The findings indicate that the majority of nine-year-olds are developing well without any significant social, emotional or behavioural problems. However, based on mother and teacher reports, approximately 15% to 20% of children were classified as displaying significant levels of difficulty. Girls were more likely than boys to have problems of an emotional nature, while boys were more likely than girls to have problems of a behavioural nature, and to display more difficulties overall. Having a chronic illness or a learning and development difficulty (as reported by mothers) was associated with higher levels of social and emotional problems. Children with temperaments characterised by higher levels of emotionality and lower levels of sociability also displayed more negative outcomes. Together, these findings indicate that certain inherent characteristics render some children more vulnerable than others to poor social and emotional outcomes.
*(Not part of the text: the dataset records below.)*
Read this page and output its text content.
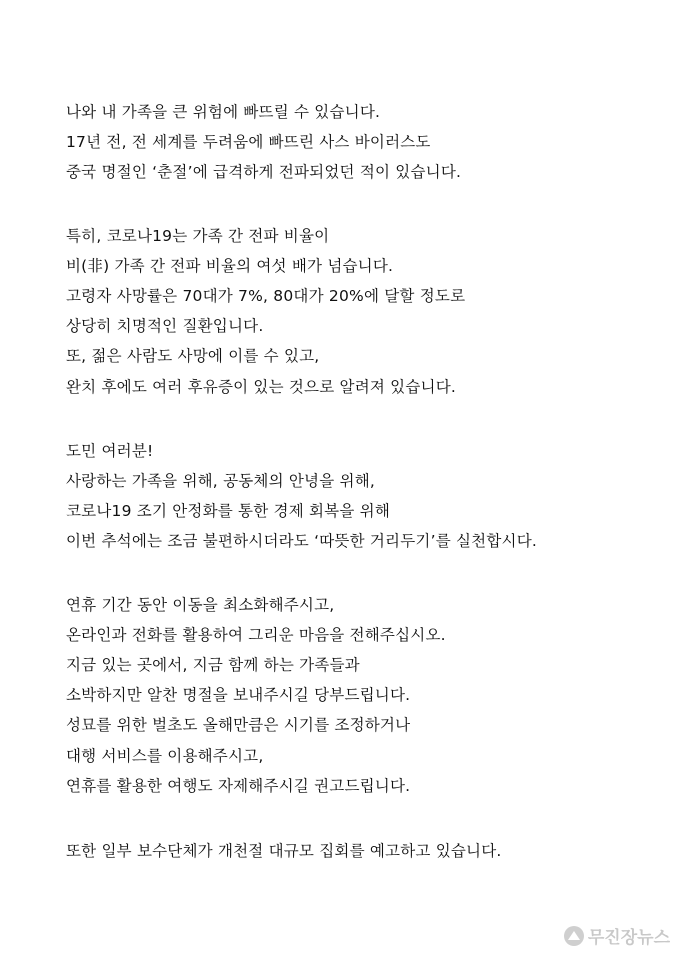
나와 내 가족을 큰 위험에 빠뜨릴 수 있습니다.
17년 전, 전 세계를 두려움에 빠뜨린 사스 바이러스도
중국 명절인 ‘춘절’에 급격하게 전파되었던 적이 있습니다.
특히, 코로나19는 가족 간 전파 비율이
비(非) 가족 간 전파 비율의 여섯 배가 넘습니다.
고령자 사망률은 70대가 7%, 80대가 20%에 달할 정도로
상당히 치명적인 질환입니다.
또, 젊은 사람도 사망에 이를 수 있고,
완치 후에도 여러 후유증이 있는 것으로 알려져 있습니다.
도민 여러분!
사랑하는 가족을 위해, 공동체의 안녕을 위해,
코로나19 조기 안정화를 통한 경제 회복을 위해
이번 추석에는 조금 불편하시더라도 ‘따뜻한 거리두기’를 실천합시다.
연휴 기간 동안 이동을 최소화해주시고,
온라인과 전화를 활용하여 그리운 마음을 전해주십시오.
지금 있는 곳에서, 지금 함께 하는 가족들과
소박하지만 알찬 명절을 보내주시길 당부드립니다.
성묘를 위한 벌초도 올해만큼은 시기를 조정하거나
대행 서비스를 이용해주시고,
연휴를 활용한 여행도 자제해주시길 권고드립니다.
또한 일부 보수단체가 개천절 대규모 집회를 예고하고 있습니다.
무진장뉴스
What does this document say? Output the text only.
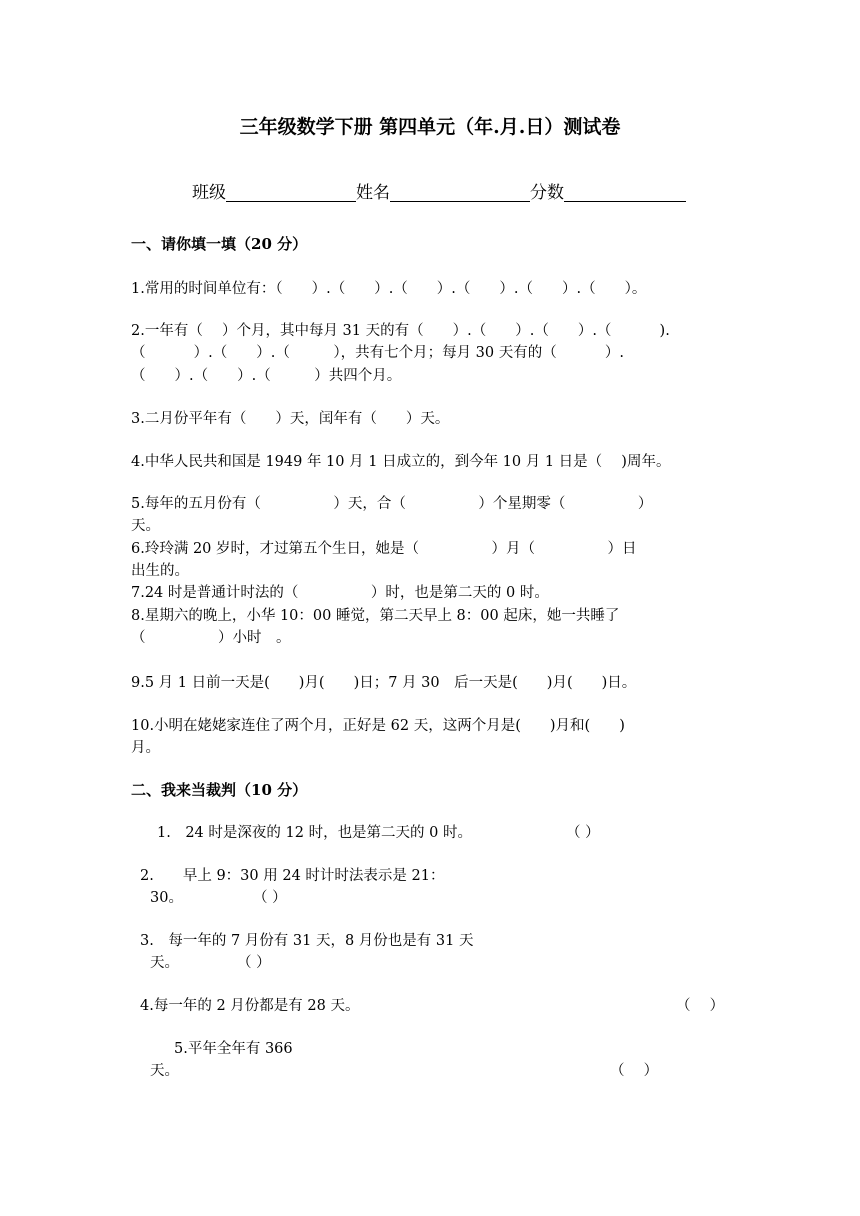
三年级数学下册 第四单元（年.月.日）测试卷
班级	姓名	分数
一、请你填一填（20 分）
1.常用的时间单位有：（　　）.（　　）.（　　）.（　　）.（　　）.（　　）。
2.一年有（　 ）个月，其中每月 31 天的有（　　）.（　　）.（　　）.（　　　 ).
（　　　 ）.（　　）.（　　　），共有七个月；每月 30 天有的（　　　 ）.
（　　）.（　　）.（　　　）共四个月。
3.二月份平年有（　　）天，闰年有（　　）天。
4.中华人民共和国是 1949 年 10 月 1 日成立的，到今年 10 月 1 日是（　 )周年。
5.每年的五月份有（　　　　　）天，合（　　　　　）个星期零（　　　　　）
天。
6.玲玲满 20 岁时，才过第五个生日，她是（　　　　　）月（　　　　　）日
出生的。
7.24 时是普通计时法的（　　　　　）时，也是第二天的 0 时。
8.星期六的晚上，小华 10：00 睡觉，第二天早上 8：00 起床，她一共睡了
（　　　　　）小时　。
9.5 月 1 日前一天是(　　)月(　　)日；7 月 30　后一天是(　　)月(　　)日。
10.小明在姥姥家连住了两个月，正好是 62 天，这两个月是(　　)月和(　　)
月。
二、我来当裁判（10 分）
1.　24 时是深夜的 12 时，也是第二天的 0 时。	（ ）
2.　　早上 9：30 用 24 时计时法表示是 21：
30。	（ ）
3.　每一年的 7 月份有 31 天，8 月份也是有 31 天
天。	（ ）
4.每一年的 2 月份都是有 28 天。	（　 ）
5.平年全年有 366
天。	（　 ）
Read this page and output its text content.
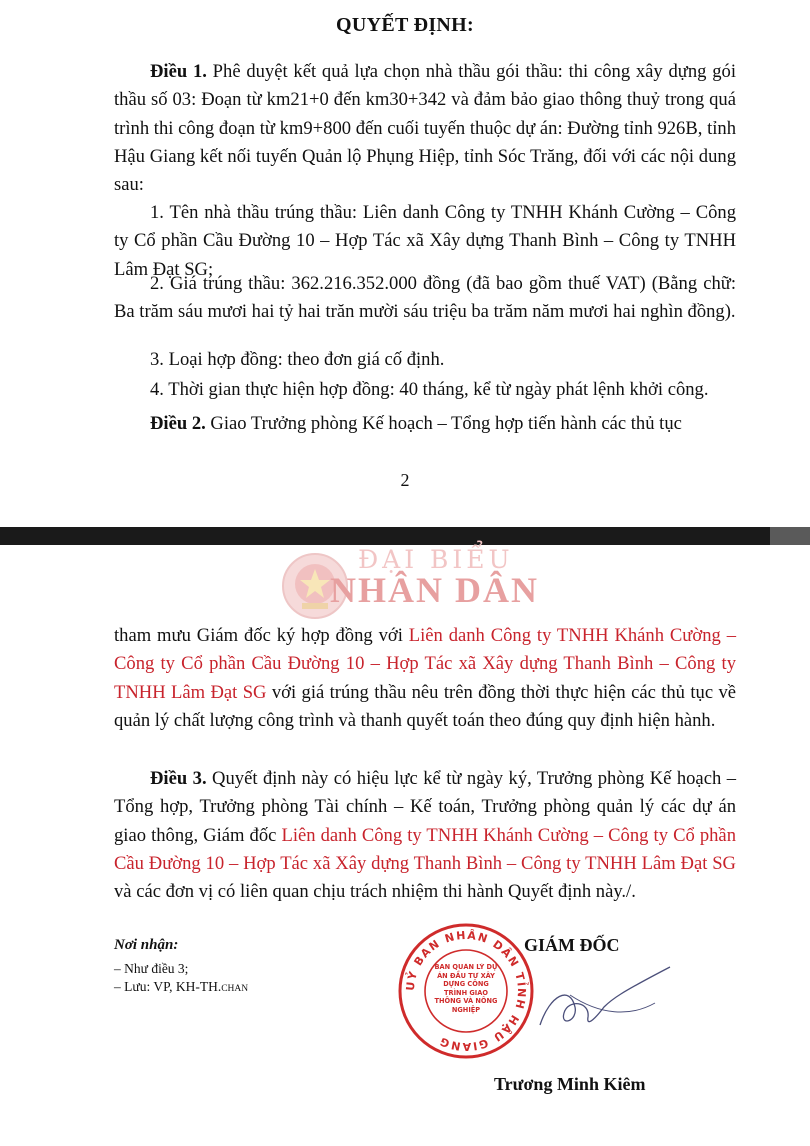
QUYẾT ĐỊNH:

Điều 1. Phê duyệt kết quả lựa chọn nhà thầu gói thầu: thi công xây dựng gói thầu số 03: Đoạn từ km21+0 đến km30+342 và đảm bảo giao thông thuỷ trong quá trình thi công đoạn từ km9+800 đến cuối tuyến thuộc dự án: Đường tỉnh 926B, tỉnh Hậu Giang kết nối tuyến Quản lộ Phụng Hiệp, tỉnh Sóc Trăng, đối với các nội dung sau:

1. Tên nhà thầu trúng thầu: Liên danh Công ty TNHH Khánh Cường – Công ty Cổ phần Cầu Đường 10 – Hợp Tác xã Xây dựng Thanh Bình – Công ty TNHH Lâm Đạt SG;

2. Giá trúng thầu: 362.216.352.000 đồng (đã bao gồm thuế VAT) (Bằng chữ: Ba trăm sáu mươi hai tỷ hai trăn mười sáu triệu ba trăm năm mươi hai nghìn đồng).

3. Loại hợp đồng: theo đơn giá cố định.

4. Thời gian thực hiện hợp đồng: 40 tháng, kể từ ngày phát lệnh khởi công.

Điều 2. Giao Trưởng phòng Kế hoạch – Tổng hợp tiến hành các thủ tục

2
ĐẠI BIỂU
NHÂN DÂN

tham mưu Giám đốc ký hợp đồng với Liên danh Công ty TNHH Khánh Cường – Công ty Cổ phần Cầu Đường 10 – Hợp Tác xã Xây dựng Thanh Bình – Công ty TNHH Lâm Đạt SG với giá trúng thầu nêu trên đồng thời thực hiện các thủ tục về quản lý chất lượng công trình và thanh quyết toán theo đúng quy định hiện hành.

Điều 3. Quyết định này có hiệu lực kể từ ngày ký, Trưởng phòng Kế hoạch – Tổng hợp, Trưởng phòng Tài chính – Kế toán, Trưởng phòng quản lý các dự án giao thông, Giám đốc Liên danh Công ty TNHH Khánh Cường – Công ty Cổ phần Cầu Đường 10 – Hợp Tác xã Xây dựng Thanh Bình – Công ty TNHH Lâm Đạt SG và các đơn vị có liên quan chịu trách nhiệm thi hành Quyết định này./.

Nơi nhận:
– Như điều 3;
– Lưu: VP, KH-TH.CHAN	UỶ BAN NHÂN DÂN TỈNH HẬU GIANG
BAN QUẢN LÝ DỰ ÁN ĐẦU TƯ XÂY DỰNG CÔNG TRÌNH GIAO THÔNG VÀ NÔNG NGHIỆP
GIÁM ĐỐC
Trương Minh Kiêm
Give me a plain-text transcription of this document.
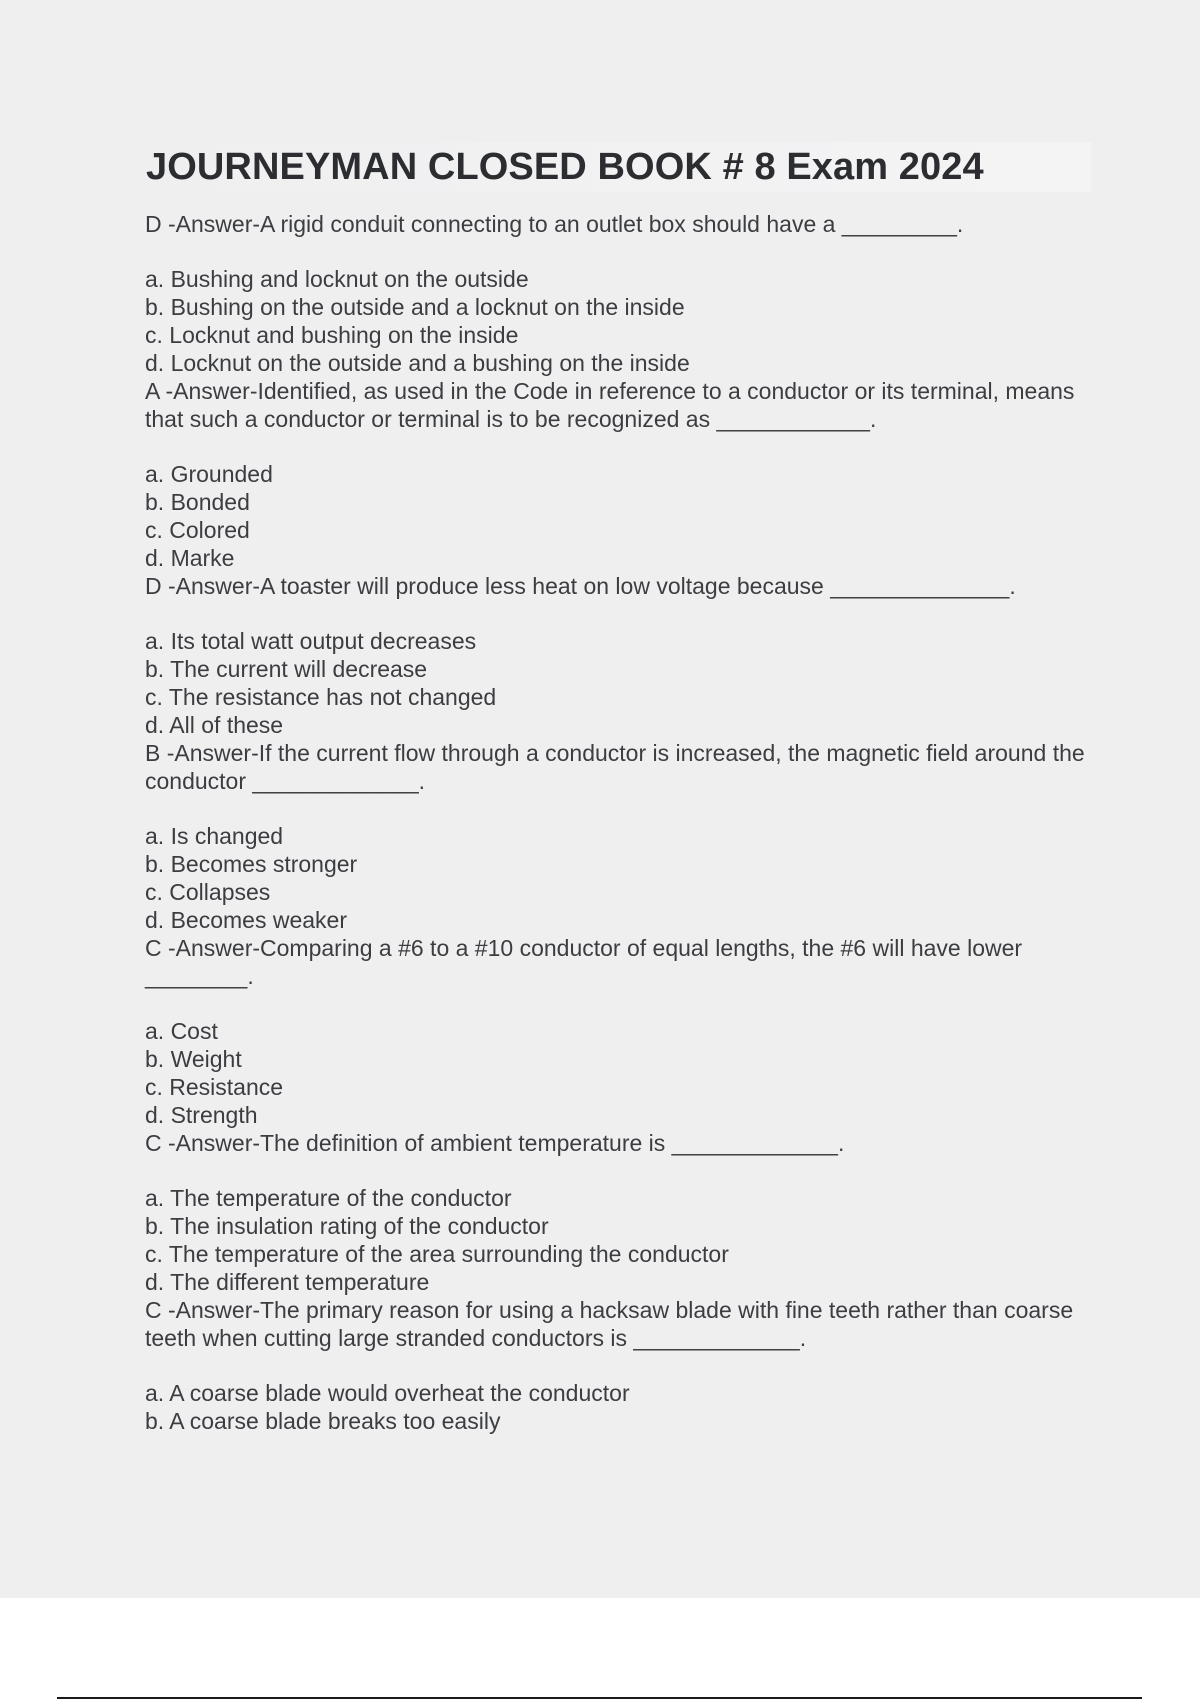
JOURNEYMAN CLOSED BOOK # 8 Exam 2024

D -Answer-A rigid conduit connecting to an outlet box should have a _________.

a. Bushing and locknut on the outside
b. Bushing on the outside and a locknut on the inside
c. Locknut and bushing on the inside
d. Locknut on the outside and a bushing on the inside

A -Answer-Identified, as used in the Code in reference to a conductor or its terminal, means that such a conductor or terminal is to be recognized as ____________.

a. Grounded
b. Bonded
c. Colored
d. Marke

D -Answer-A toaster will produce less heat on low voltage because ______________.

a. Its total watt output decreases
b. The current will decrease
c. The resistance has not changed
d. All of these

B -Answer-If the current flow through a conductor is increased, the magnetic field around the conductor _____________.

a. Is changed
b. Becomes stronger
c. Collapses
d. Becomes weaker

C -Answer-Comparing a #6 to a #10 conductor of equal lengths, the #6 will have lower ________.

a. Cost
b. Weight
c. Resistance
d. Strength

C -Answer-The definition of ambient temperature is _____________.

a. The temperature of the conductor
b. The insulation rating of the conductor
c. The temperature of the area surrounding the conductor
d. The different temperature

C -Answer-The primary reason for using a hacksaw blade with fine teeth rather than coarse teeth when cutting large stranded conductors is _____________.

a. A coarse blade would overheat the conductor
b. A coarse blade breaks too easily
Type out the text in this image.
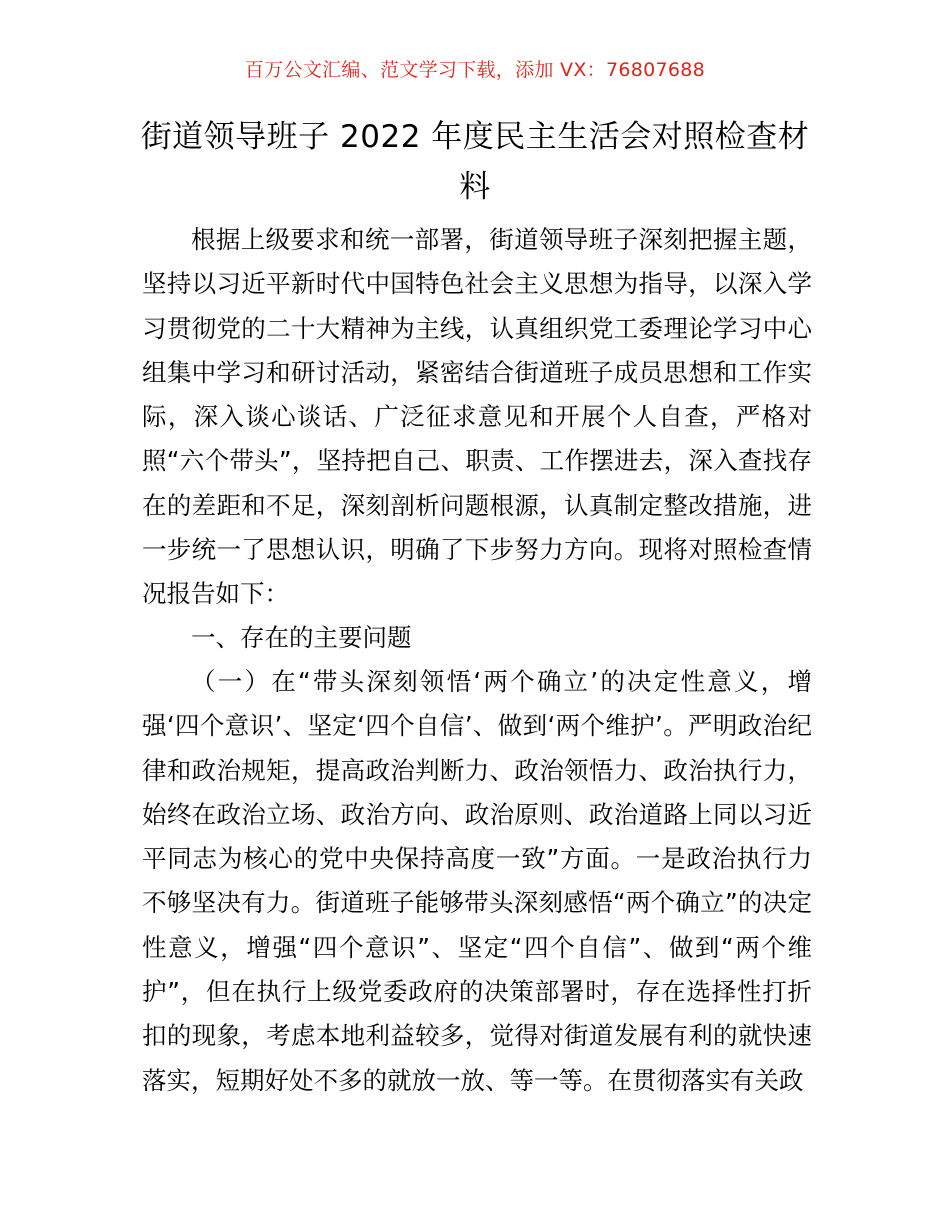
百万公文汇编、范文学习下载，添加 VX：76807688
街道领导班子 2022 年度民主生活会对照检查材料

根据上级要求和统一部署，街道领导班子深刻把握主题，坚持以习近平新时代中国特色社会主义思想为指导，以深入学习贯彻党的二十大精神为主线，认真组织党工委理论学习中心组集中学习和研讨活动，紧密结合街道班子成员思想和工作实际，深入谈心谈话、广泛征求意见和开展个人自查，严格对照“六个带头”，坚持把自己、职责、工作摆进去，深入查找存在的差距和不足，深刻剖析问题根源，认真制定整改措施，进一步统一了思想认识，明确了下步努力方向。现将对照检查情况报告如下：

一、存在的主要问题

（一）在“带头深刻领悟‘两个确立’的决定性意义，增强‘四个意识’、坚定‘四个自信’、做到‘两个维护’。严明政治纪律和政治规矩，提高政治判断力、政治领悟力、政治执行力，始终在政治立场、政治方向、政治原则、政治道路上同以习近平同志为核心的党中央保持高度一致”方面。一是政治执行力不够坚决有力。街道班子能够带头深刻感悟“两个确立”的决定性意义，增强“四个意识”、坚定“四个自信”、做到“两个维护”，但在执行上级党委政府的决策部署时，存在选择性打折扣的现象，考虑本地利益较多，觉得对街道发展有利的就快速落实，短期好处不多的就放一放、等一等。在贯彻落实有关政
Parenting styles and the quality of mother-child and father-child relationships were also associated with social and emotional outcomes. Children whose parents used an authoritarian parenting style (characterised by low levels of responsiveness and high levels of control) had more difficulty, as did children whose parents were neglectful (low responsiveness and low control). In addition, high levels of mother-child and father-child conflict were associated with elevated levels of difficulty, while low levels of closeness in the mother-child relationship were important for girls’ but not boys’ social and emotional outcomes. Father-child closeness was not associated with children’s social and emotional outcomes.